Dave (GMRCatman) and myself got out a couple times this week and caught a few fish. We went out Monday morning and took Dave's daughter out for her first blue cat trip. We only fished for 3 hours but managed to get on some fish.

We caught 3 channels (12 pounder being the biggest) and 6 blues (45 pounder being the biggest, but also had 3 in the 20's)

It was nice being out and Lauren had a blast.




























Then we decided to go out last night and the bite was definitly slow. We only caught 6 blues and lost a good one in a tree. The first 3 blues were triplets it seemed. All of them weighed 10 pounds but caught in 3 different spots. 
After that Dave caught a 35 pounder and a 30 pounder 

















and then I finished up the night with a little 15 pounder. 

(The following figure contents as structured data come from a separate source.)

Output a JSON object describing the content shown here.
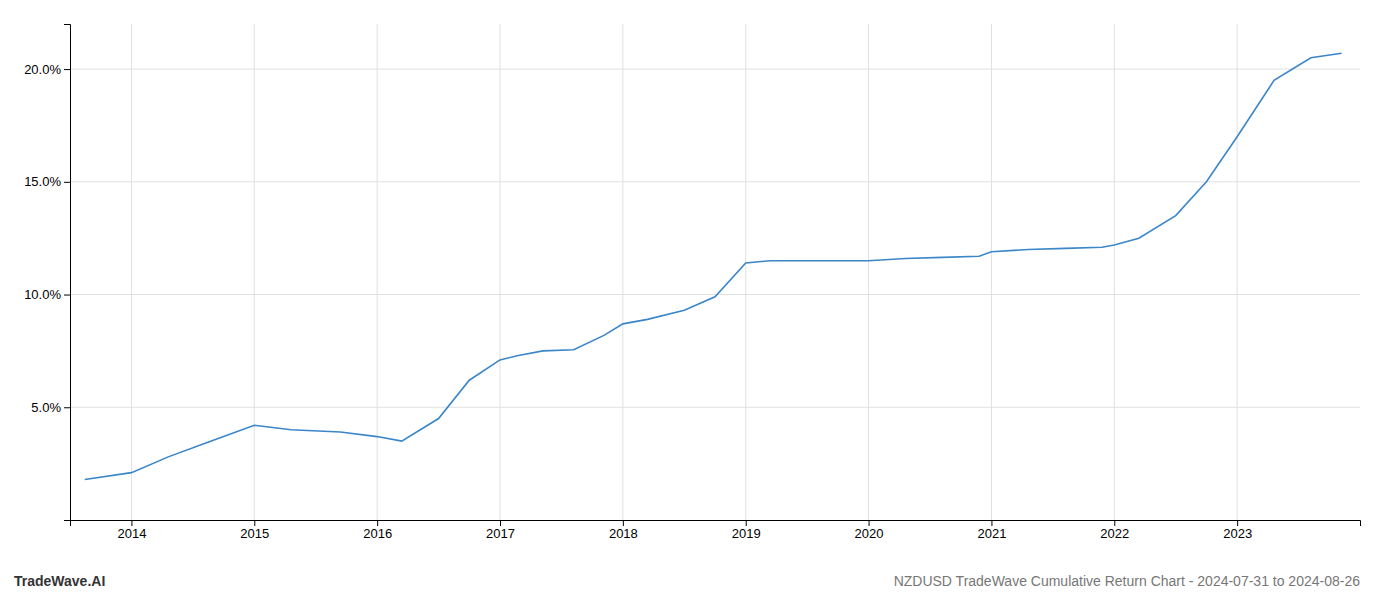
{
  "chart_data": {
    "type": "line",
    "title": "NZDUSD TradeWave Cumulative Return Chart - 2024-07-31 to 2024-08-26",
    "annotations": [
      {
        "text": "TradeWave.AI"
      }
    ],
    "x": [
      2013.62,
      2014.0,
      2014.3,
      2014.6,
      2015.0,
      2015.3,
      2015.7,
      2016.0,
      2016.2,
      2016.5,
      2016.75,
      2017.0,
      2017.15,
      2017.35,
      2017.6,
      2017.85,
      2018.0,
      2018.2,
      2018.5,
      2018.75,
      2019.0,
      2019.2,
      2019.4,
      2019.6,
      2019.8,
      2020.0,
      2020.3,
      2020.6,
      2020.9,
      2021.0,
      2021.3,
      2021.6,
      2021.9,
      2022.0,
      2022.2,
      2022.5,
      2022.75,
      2023.0,
      2023.3,
      2023.6,
      2023.85
    ],
    "values": [
      1.8,
      2.1,
      2.8,
      3.4,
      4.2,
      4.0,
      3.9,
      3.7,
      3.5,
      4.5,
      6.2,
      7.1,
      7.3,
      7.5,
      7.55,
      8.2,
      8.7,
      8.9,
      9.3,
      9.9,
      11.4,
      11.5,
      11.5,
      11.5,
      11.5,
      11.5,
      11.6,
      11.65,
      11.7,
      11.9,
      12.0,
      12.05,
      12.1,
      12.2,
      12.5,
      13.5,
      15.0,
      17.0,
      19.5,
      20.5,
      20.7
    ],
    "color": "#3a86c8",
    "xlim": [
      2013.5,
      2024.0
    ],
    "ylim": [
      0,
      22
    ],
    "xticks": [
      2014,
      2015,
      2016,
      2017,
      2018,
      2019,
      2020,
      2021,
      2022,
      2023
    ],
    "yticks": [
      {
        "value": 5.0,
        "label": "5.0%"
      },
      {
        "value": 10.0,
        "label": "10.0%"
      },
      {
        "value": 15.0,
        "label": "15.0%"
      },
      {
        "value": 20.0,
        "label": "20.0%"
      }
    ],
    "grid": true
  }
}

All fish came on fresh shad and skipjack.


----------



## JimmyMac (Feb 18, 2011)

Looks like good fun to me, man I need to hit the ohio... Haven't touched a blue cat in about 4 years.


----------



## Salmonid (Apr 14, 2004)

Nice job guys, by the time you read this, Ill be going out of the Public Landing loking for some blues as well. 

Salmonid


----------



## camaroman (May 17, 2009)

Great job guys! Glad to see Lauren Had a good time. those all look like really nice fish!


----------



## TClark (Apr 20, 2007)

Awesome fish, just awesome!!!


----------



## catfishnut (Dec 23, 2010)

Very nice fish!!! Looks like she had a blast!


----------



## mastercatman (Jan 30, 2005)

Great photos! Nice fish! I'm jealous! Great work guys and gal! One day soon I will hopefully get down that way!


----------